A ideia de estabelecer o CRC no Reino Unido surgiu após os atentados terroristas a bomba em Londres, em julho de 2005, quando percebemos que havia jovens vulneráveis envolvidos nesse triste evento. Nós nos comprometemos em contribuir para a paz focando na educação de jovens, bem como ajudando requerentes de asilo e migrantes a se integrarem na sociedade.

Paz nas ondas de rádio

Um dos nossos projetos de maior sucesso é o programa de rádio “Música da Paz”, criado pelo CRC em Bradford. A ideia é usar a música como ferramenta para transmitir nossa mensagem de paz para a nossa cidade, mas também estamos alcançado o mundo pela Internet. Não escrevemos nossa própria música porque já existe muita música boa! Ao invés disso, somos como “chefs” de restaurante. Os chefs não precisam ser agricultores: eles simplesmente vão ao mercado e compram alimentos para preparar uma boa refeição para ser apreciada pelos clientes. Porém, junto com a música, transmitimos mensagens educativas. As pessoas podem escutar o programa na Internet. Recebemos feedback positivo de partes do mundo onde nunca estivemos e às quais talvez nunca cheguemos a ir!

Na República Democrática do Congo, temos dois programas de rádio chamados “Na escola da sabedoria” e “Paz e desenvolvimento”. O segundo programa apresenta entrevistas com convidados especiais, que falam sobre questões de desenvolvimento, como, por exemplo, segurança, alimentação saudável, etc.

O conflito pode parecer ser diferente na República Democrática do Congo ou no Reino Unido, mas os princípios para resolvê-lo são os mesmos. É necessário ter determinação, perdoar, ouvir e compreender, mas somos abençoados quando participamos da pacificação do mundo em que vivemos.

Ben Mussanzi wa Mussangu, o fundador do CRC, quase foi morto na República Democrática do Congo por crianças-soldados do seu próprio grupo étnico. Após ser libertado milagrosamente, ele cofundou o CRC em 1993, com sua esposa Kongosi. Hoje, 20 anos mais tarde, o CRC trabalha em contínua instabilidade no leste da República Democrática do Congo e em Bradford, no Reino Unido. Agradecemos aos membros do CRC de Beni e de Bradford por sua valiosa contribuição. Para obter mais informações sobre o CRC, visite www.cr-conflict.orgwww.centreresolutionconflits.org


Estudo de caso

Num dos parques nacionais do Território de Lubero, reservado para gorilas, as comunidades vizinhas e os gestores do parque têm uma relação tensa. A MONUSCO (Missão da Organização das Nações Unidas para a Estabilização da República Democrática do Congo) reconheceu que essa era uma situação complexa e pediu a expertise do CRC. Após várias sessões de mediação com base no modelo de facilitação, o CRC conseguiu resolver o conflito.

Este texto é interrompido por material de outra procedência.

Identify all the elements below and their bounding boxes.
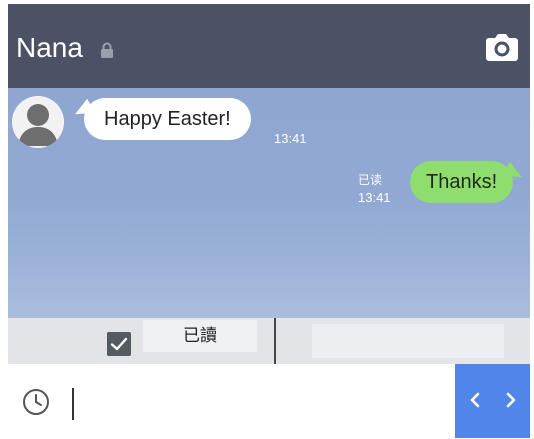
clock-icon[interactable]: [22, 388, 50, 416]
avatar[interactable]: [12, 96, 64, 148]
cursor-nav-panel: [455, 364, 530, 438]
outgoing-message-bubble[interactable]: Thanks!: [410, 161, 514, 203]
incoming-message-time: 13:41: [274, 131, 307, 146]
chevron-left-icon[interactable]: [461, 386, 489, 414]
bar-divider: [274, 318, 276, 364]
read-toggle-label[interactable]: 已讀: [143, 320, 257, 352]
chat-header: Nana: [8, 4, 530, 88]
chat-area[interactable]: Happy Easter! 13:41 已读 13:41 Thanks!: [8, 88, 530, 318]
lock-icon: [101, 42, 113, 58]
incoming-message-bubble[interactable]: Happy Easter!: [84, 98, 251, 140]
camera-icon[interactable]: [485, 32, 519, 62]
chevron-right-icon[interactable]: [497, 386, 525, 414]
chat-title: Nana: [16, 32, 83, 63]
user-silhouette-icon: [12, 96, 64, 148]
app-window: Nana Happy Easter! 13:41 已读 13:41 Thanks…: [8, 4, 530, 438]
read-checkbox[interactable]: [107, 332, 131, 356]
outgoing-message-time: 13:41: [358, 190, 391, 205]
composer: [8, 364, 530, 438]
read-receipt-bar: 已讀: [8, 318, 530, 364]
outgoing-message-meta: 已读 13:41: [358, 172, 391, 206]
read-status: 已读: [358, 173, 383, 187]
message-input[interactable]: [64, 374, 448, 430]
empty-bar-slot: [312, 324, 504, 358]
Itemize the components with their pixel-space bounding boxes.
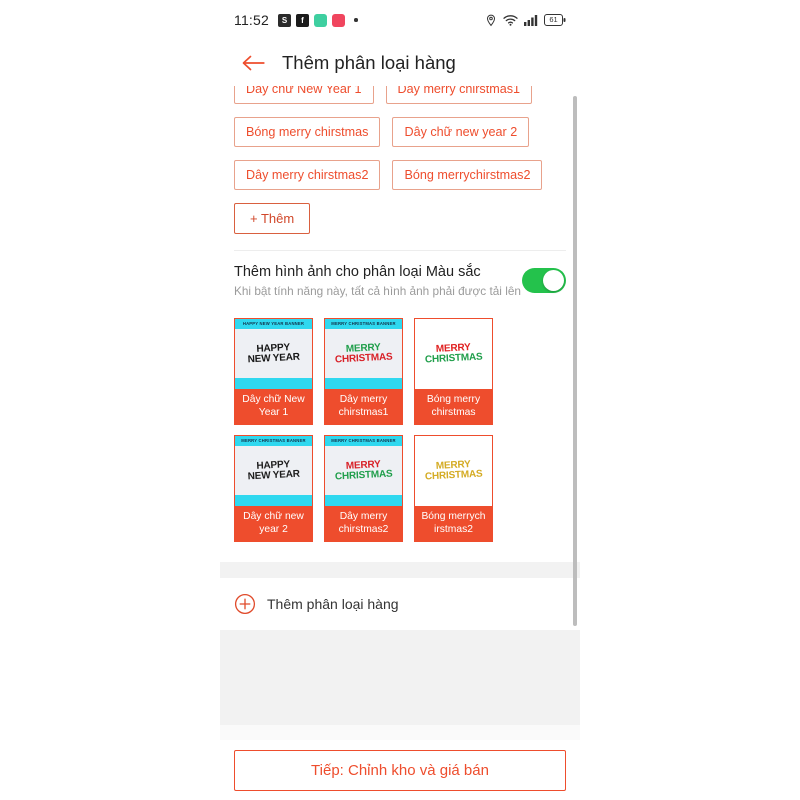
image-toggle-row: Thêm hình ảnh cho phân loại Màu sắc Khi … bbox=[220, 251, 580, 310]
back-arrow-icon bbox=[242, 55, 265, 71]
switch-knob bbox=[543, 270, 564, 291]
variations-section: Dây chữ New Year 1 Dây merry chirstmas1 … bbox=[220, 86, 580, 562]
variation-thumbnail: MERRY CHRISTMAS BANNER MERRY CHRISTMAS bbox=[325, 319, 402, 389]
thumb-banner-label: MERRY CHRISTMAS BANNER bbox=[325, 319, 402, 329]
screenshot-root: 11:52 S f 61 Thêm phân loại hàng Dây chữ… bbox=[0, 0, 800, 800]
scrollbar[interactable] bbox=[573, 96, 577, 626]
variation-image-caption: Bóng merry chirstmas bbox=[415, 389, 492, 424]
thumb-art: MERRY CHRISTMAS bbox=[325, 329, 402, 378]
signal-bars-icon bbox=[524, 15, 538, 26]
variation-thumbnail: HAPPY NEW YEAR BANNER HAPPY NEW YEAR bbox=[235, 319, 312, 389]
thumb-banner-label: MERRY CHRISTMAS BANNER bbox=[325, 436, 402, 446]
variation-thumbnail: MERRY CHRISTMAS bbox=[415, 436, 492, 506]
thumb-bottom-strip bbox=[235, 495, 312, 506]
bottom-filler bbox=[220, 630, 580, 725]
facebook-app-icon: f bbox=[296, 13, 309, 27]
thumb-bottom-strip bbox=[235, 378, 312, 389]
variation-chip[interactable]: Bóng merry chirstmas bbox=[234, 117, 381, 147]
more-notifications-dot bbox=[354, 18, 358, 22]
thumb-art: HAPPY NEW YEAR bbox=[235, 446, 312, 495]
variation-image-caption: Bóng merrych irstmas2 bbox=[415, 506, 492, 541]
thumb-art: HAPPY NEW YEAR bbox=[235, 329, 312, 378]
thumb-art: MERRY CHRISTMAS bbox=[415, 319, 492, 389]
image-toggle-switch[interactable] bbox=[522, 268, 566, 293]
variation-image-card[interactable]: MERRY CHRISTMAS BANNER MERRY CHRISTMAS D… bbox=[324, 435, 403, 542]
thumb-art-line2: CHRISTMAS bbox=[424, 351, 483, 366]
cta-container: Tiếp: Chỉnh kho và giá bán bbox=[220, 740, 580, 800]
status-time: 11:52 bbox=[234, 12, 269, 28]
red-app-icon bbox=[332, 13, 345, 27]
shopee-app-icon: S bbox=[278, 13, 291, 27]
thumb-art-line2: NEW YEAR bbox=[247, 351, 301, 365]
thumb-art: MERRY CHRISTMAS bbox=[325, 446, 402, 495]
thumb-banner-label: HAPPY NEW YEAR BANNER bbox=[235, 319, 312, 329]
green-app-icon bbox=[314, 13, 327, 27]
next-step-button[interactable]: Tiếp: Chỉnh kho và giá bán bbox=[234, 750, 566, 791]
variation-image-card[interactable]: MERRY CHRISTMAS Bóng merry chirstmas bbox=[414, 318, 493, 425]
section-gap bbox=[220, 562, 580, 578]
chip-row-2: Bóng merry chirstmas Dây chữ new year 2 bbox=[234, 117, 566, 147]
chip-row-3: Dây merry chirstmas2 Bóng merrychirstmas… bbox=[234, 160, 566, 190]
battery-percent: 61 bbox=[549, 15, 558, 24]
add-variation-label: Thêm phân loại hàng bbox=[267, 596, 399, 612]
back-button[interactable] bbox=[234, 44, 272, 82]
thumb-art-line2: CHRISTMAS bbox=[424, 468, 483, 483]
thumb-art: MERRY CHRISTMAS bbox=[415, 436, 492, 506]
variation-image-caption: Dây chữ New Year 1 bbox=[235, 389, 312, 424]
variation-image-card[interactable]: MERRY CHRISTMAS Bóng merrych irstmas2 bbox=[414, 435, 493, 542]
variation-chip[interactable]: Bóng merrychirstmas2 bbox=[392, 160, 543, 190]
wifi-icon bbox=[503, 15, 518, 26]
grid-row-2: MERRY CHRISTMAS BANNER HAPPY NEW YEAR Dâ… bbox=[234, 435, 566, 542]
status-system-icons: 61 bbox=[485, 14, 566, 27]
variation-thumbnail: MERRY CHRISTMAS BANNER MERRY CHRISTMAS bbox=[325, 436, 402, 506]
variation-image-grid: HAPPY NEW YEAR BANNER HAPPY NEW YEAR Dây… bbox=[220, 310, 580, 562]
thumb-bottom-strip bbox=[325, 495, 402, 506]
variation-image-card[interactable]: MERRY CHRISTMAS BANNER HAPPY NEW YEAR Dâ… bbox=[234, 435, 313, 542]
variation-chip[interactable]: Dây merry chirstmas1 bbox=[385, 86, 533, 104]
add-variation-row[interactable]: Thêm phân loại hàng bbox=[220, 578, 580, 630]
variation-image-caption: Dây merry chirstmas1 bbox=[325, 389, 402, 424]
variation-image-caption: Dây chữ new year 2 bbox=[235, 506, 312, 541]
app-header: Thêm phân loại hàng bbox=[220, 40, 580, 86]
chip-row-add: + Thêm bbox=[234, 203, 566, 234]
variation-chip-list: Dây chữ New Year 1 Dây merry chirstmas1 … bbox=[220, 86, 580, 250]
thumb-art-line2: NEW YEAR bbox=[247, 468, 301, 482]
thumb-bottom-strip bbox=[325, 378, 402, 389]
variation-image-card[interactable]: MERRY CHRISTMAS BANNER MERRY CHRISTMAS D… bbox=[324, 318, 403, 425]
phone-viewport: 11:52 S f 61 Thêm phân loại hàng Dây chữ… bbox=[220, 0, 580, 800]
location-pin-icon bbox=[486, 14, 496, 26]
image-toggle-title: Thêm hình ảnh cho phân loại Màu sắc bbox=[234, 264, 481, 280]
status-bar: 11:52 S f 61 bbox=[220, 0, 580, 40]
chip-row-1: Dây chữ New Year 1 Dây merry chirstmas1 bbox=[234, 86, 566, 104]
variation-image-caption: Dây merry chirstmas2 bbox=[325, 506, 402, 541]
variation-thumbnail: MERRY CHRISTMAS bbox=[415, 319, 492, 389]
scrollbar-thumb[interactable] bbox=[573, 96, 577, 626]
variation-image-card[interactable]: HAPPY NEW YEAR BANNER HAPPY NEW YEAR Dây… bbox=[234, 318, 313, 425]
page-title: Thêm phân loại hàng bbox=[282, 52, 456, 73]
image-toggle-subtitle: Khi bật tính năng này, tất cả hình ảnh p… bbox=[234, 284, 521, 298]
image-toggle-texts: Thêm hình ảnh cho phân loại Màu sắc Khi … bbox=[234, 264, 522, 298]
plus-circle-icon bbox=[234, 593, 256, 615]
add-variation-chip[interactable]: + Thêm bbox=[234, 203, 311, 234]
status-app-icons: S f bbox=[278, 13, 358, 27]
thumb-art-line2: CHRISTMAS bbox=[334, 350, 393, 365]
thumb-art-line2: CHRISTMAS bbox=[334, 467, 393, 482]
battery-indicator: 61 bbox=[544, 14, 566, 26]
scroll-content[interactable]: Dây chữ New Year 1 Dây merry chirstmas1 … bbox=[220, 86, 580, 740]
variation-chip[interactable]: Dây merry chirstmas2 bbox=[234, 160, 381, 190]
variation-thumbnail: MERRY CHRISTMAS BANNER HAPPY NEW YEAR bbox=[235, 436, 312, 506]
thumb-banner-label: MERRY CHRISTMAS BANNER bbox=[235, 436, 312, 446]
grid-row-1: HAPPY NEW YEAR BANNER HAPPY NEW YEAR Dây… bbox=[234, 318, 566, 425]
variation-chip[interactable]: Dây chữ new year 2 bbox=[392, 117, 530, 147]
variation-chip[interactable]: Dây chữ New Year 1 bbox=[234, 86, 374, 104]
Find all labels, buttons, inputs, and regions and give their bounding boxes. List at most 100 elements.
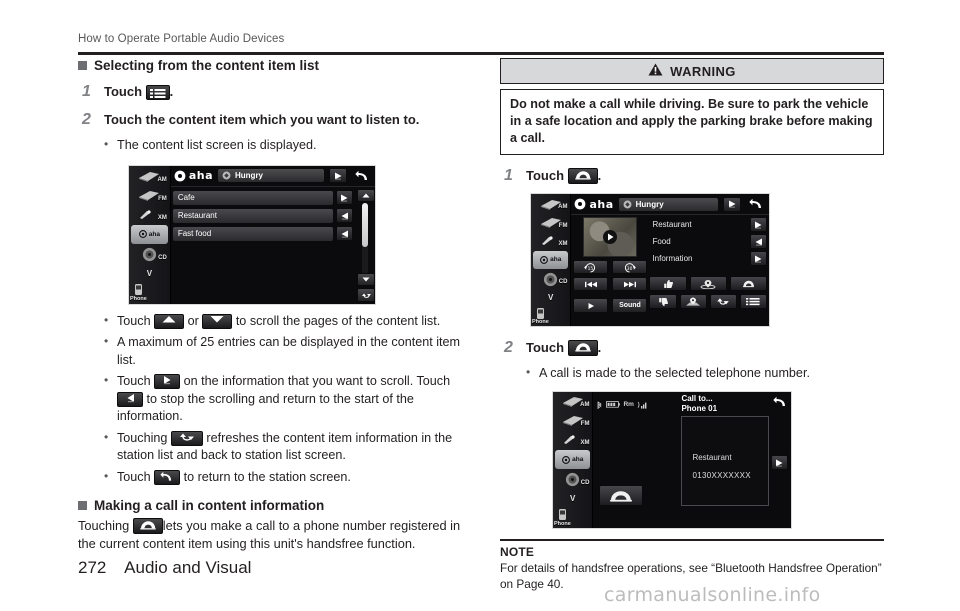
list-item-bar[interactable]: Cafe (172, 190, 333, 205)
phone-icon[interactable] (567, 340, 598, 356)
list-item-bar[interactable]: Fast food (172, 226, 333, 241)
info-row[interactable]: Restaurant (649, 217, 767, 232)
rail-label-xm: XM (157, 214, 167, 221)
page-footer: 272 Audio and Visual (78, 558, 251, 578)
scroll-forward-icon[interactable] (723, 196, 741, 212)
rail-label-am: AM (558, 204, 568, 211)
now-playing-pill[interactable]: Hungry (618, 197, 718, 211)
call-button[interactable] (599, 484, 644, 506)
rail-item-xm[interactable]: XM (553, 430, 592, 449)
rail-label-phone: Phone (130, 296, 147, 303)
rail-item-am[interactable]: AM (531, 195, 570, 213)
disc-icon (566, 472, 580, 486)
scrollbar-track[interactable] (362, 202, 368, 274)
rail-item-cd[interactable]: CD (129, 245, 170, 264)
list-icon[interactable] (145, 85, 170, 100)
signal-icon (637, 401, 647, 409)
scroll-forward-icon[interactable] (154, 374, 181, 389)
rail-item-fm[interactable]: FM (531, 213, 570, 231)
media-controls: 15 30 Sound (573, 217, 648, 324)
source-rail: AM FM XM aha CD V Phone (129, 165, 171, 304)
scroll-up-icon[interactable] (154, 313, 185, 329)
rail-item-aha[interactable]: aha (555, 450, 591, 469)
source-rail: AM FM XM aha CD V Phone (553, 391, 594, 528)
rail-item-phone[interactable]: Phone (531, 307, 570, 325)
scroll-forward-icon[interactable] (750, 217, 767, 232)
rail-item-am[interactable]: AM (129, 167, 170, 186)
scroll-forward-icon[interactable] (336, 190, 353, 205)
forward-30-icon[interactable]: 30 (612, 260, 648, 274)
function-row-1 (649, 276, 768, 291)
scroll-back-icon[interactable] (336, 226, 353, 241)
rail-item-cd[interactable]: CD (531, 270, 570, 288)
contact-name: Restaurant (692, 453, 732, 463)
rail-item-aha[interactable]: aha (131, 224, 168, 245)
svg-text:15: 15 (588, 266, 594, 272)
running-header-title: How to Operate Portable Audio Devices (78, 33, 285, 45)
return-icon[interactable] (154, 469, 181, 485)
phone-icon[interactable] (132, 518, 163, 534)
return-icon[interactable] (771, 395, 789, 410)
refresh-icon[interactable] (709, 294, 737, 309)
list-icon[interactable] (739, 294, 768, 309)
rail-item-fm[interactable]: FM (553, 411, 592, 430)
sound-button[interactable]: Sound (612, 298, 648, 313)
rail-item-fm[interactable]: FM (129, 186, 170, 205)
info-row[interactable]: Food (649, 234, 767, 249)
scroll-down-button[interactable] (357, 272, 375, 286)
bullet-refresh: Touching refreshes the content item info… (100, 429, 468, 465)
phone-icon[interactable] (567, 168, 598, 184)
rail-item-cd[interactable]: CD (553, 470, 592, 489)
rewind-15-icon[interactable]: 15 (573, 260, 609, 274)
play-overlay-icon[interactable] (603, 230, 618, 244)
map-pin-route-icon[interactable] (689, 276, 727, 291)
rail-item-xm[interactable]: XM (531, 232, 570, 250)
rail-item-phone[interactable]: Phone (553, 508, 592, 527)
return-icon[interactable] (746, 196, 766, 212)
scrollbar[interactable] (357, 188, 375, 302)
rail-item-more[interactable]: V (553, 489, 592, 508)
scroll-down-icon[interactable] (202, 313, 233, 329)
scroll-forward-icon[interactable] (771, 455, 788, 471)
thumb-up-icon[interactable] (649, 276, 687, 291)
now-playing-pill[interactable]: Hungry (218, 169, 324, 182)
scroll-forward-icon[interactable] (329, 168, 347, 183)
scroll-back-icon[interactable] (750, 234, 767, 249)
scroll-forward-icon[interactable] (750, 251, 767, 266)
right-step-2-text-after: . (597, 340, 602, 355)
previous-track-icon[interactable] (573, 277, 609, 291)
list-item[interactable]: Fast food (172, 226, 353, 241)
right-step-1: 1 Touch . (500, 167, 884, 185)
destination-icon[interactable] (679, 294, 707, 309)
phone-icon[interactable] (729, 276, 768, 291)
rail-item-am[interactable]: AM (553, 393, 592, 412)
rail-item-phone[interactable]: Phone (129, 283, 170, 302)
list-item-bar[interactable]: Restaurant (172, 208, 333, 223)
aha-disc-icon (575, 198, 586, 210)
aha-logo: aha (574, 198, 613, 211)
scrollbar-thumb[interactable] (362, 202, 368, 247)
rail-item-more[interactable]: V (531, 288, 570, 306)
source-rail: AM FM XM aha CD V Phone (531, 194, 572, 326)
thumb-down-icon[interactable] (649, 294, 677, 309)
info-row[interactable]: Information (649, 251, 767, 266)
scroll-back-icon[interactable] (336, 208, 353, 223)
scroll-back-icon[interactable] (117, 391, 143, 407)
radio-icon (139, 190, 160, 201)
list-item[interactable]: Restaurant (172, 208, 353, 223)
next-track-icon[interactable] (612, 277, 648, 291)
rail-item-aha[interactable]: aha (533, 250, 569, 270)
rail-item-xm[interactable]: XM (129, 205, 170, 224)
right-step-1-text-before: Touch (526, 168, 565, 183)
return-icon[interactable] (352, 168, 372, 184)
rail-item-more[interactable]: V (129, 264, 170, 283)
scroll-up-button[interactable] (357, 188, 375, 202)
refresh-icon[interactable] (357, 287, 375, 302)
play-icon[interactable] (573, 298, 609, 313)
section-heading-text: Selecting from the content item list (94, 58, 320, 73)
list-item[interactable]: Cafe (172, 190, 353, 205)
list-item-label: Fast food (177, 229, 212, 238)
chevron-down-icon: V (570, 493, 576, 503)
manual-page: How to Operate Portable Audio Devices Se… (0, 0, 960, 611)
refresh-icon[interactable] (170, 430, 203, 446)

Foi surpreendente ver os dois lados que haviam estado em conflito sentados juntos ao redor de uma mesa assinando um acordo de paz, publicamente desistindo dos pensamentos de vingança e, ao invés disso, resolvendo o conflito com seus antigos adversários.


Conselhos para iniciar um programa de treinamento sobre a resolução de conflitos

O conflito faz parte da nossa vida terrena, mas queremos trazer união, paz, harmonia e coesão para as nossas comunidades.

Para as pessoas que se sentem inspiradas a iniciar da estaca zero, como nós mesmos fizemos, e buscar o sonho de alcançar mudanças para suas comunidades, oferecemos os seguintes conselhos:

  • Descubra quais são as necessidades da comunidade local em termos de resolução de conflitos. 
  • Escolha uma abordagem ou um estilo de resolução de conflitos adequado para você, como treinador, e que beneficie sua comunidade (por exemplo, mediação intercomunitária direta, modelo de mediação através da facilitação, alternativas para a violência, etc.). Há mais de uma maneira de ser bem-sucedido.
  • Recrute e selecione treinadores.
  • Comece com as definições mais simples no seu treinamento.
  • Concentre-se nas coisas essenciais ao invés de fornecer informações demais aos participantes numa só sessão. 
  • Lembre-se do que é chamado de “princípio de três pilares”:
    1. Muitas pessoas podem reservar vagas, mas as pessoas certas comparecerão.
    2. Comece quando sentir que os participantes estão prontos para começar.
    3. Pare quando sentir que eles estão cansados.

  • Se possível, forneça apostilas bem simples.
  • Lembre-se de que as pessoas à sua volta podem não compreender a sua visão ou podem tratá-lo com hostilidade.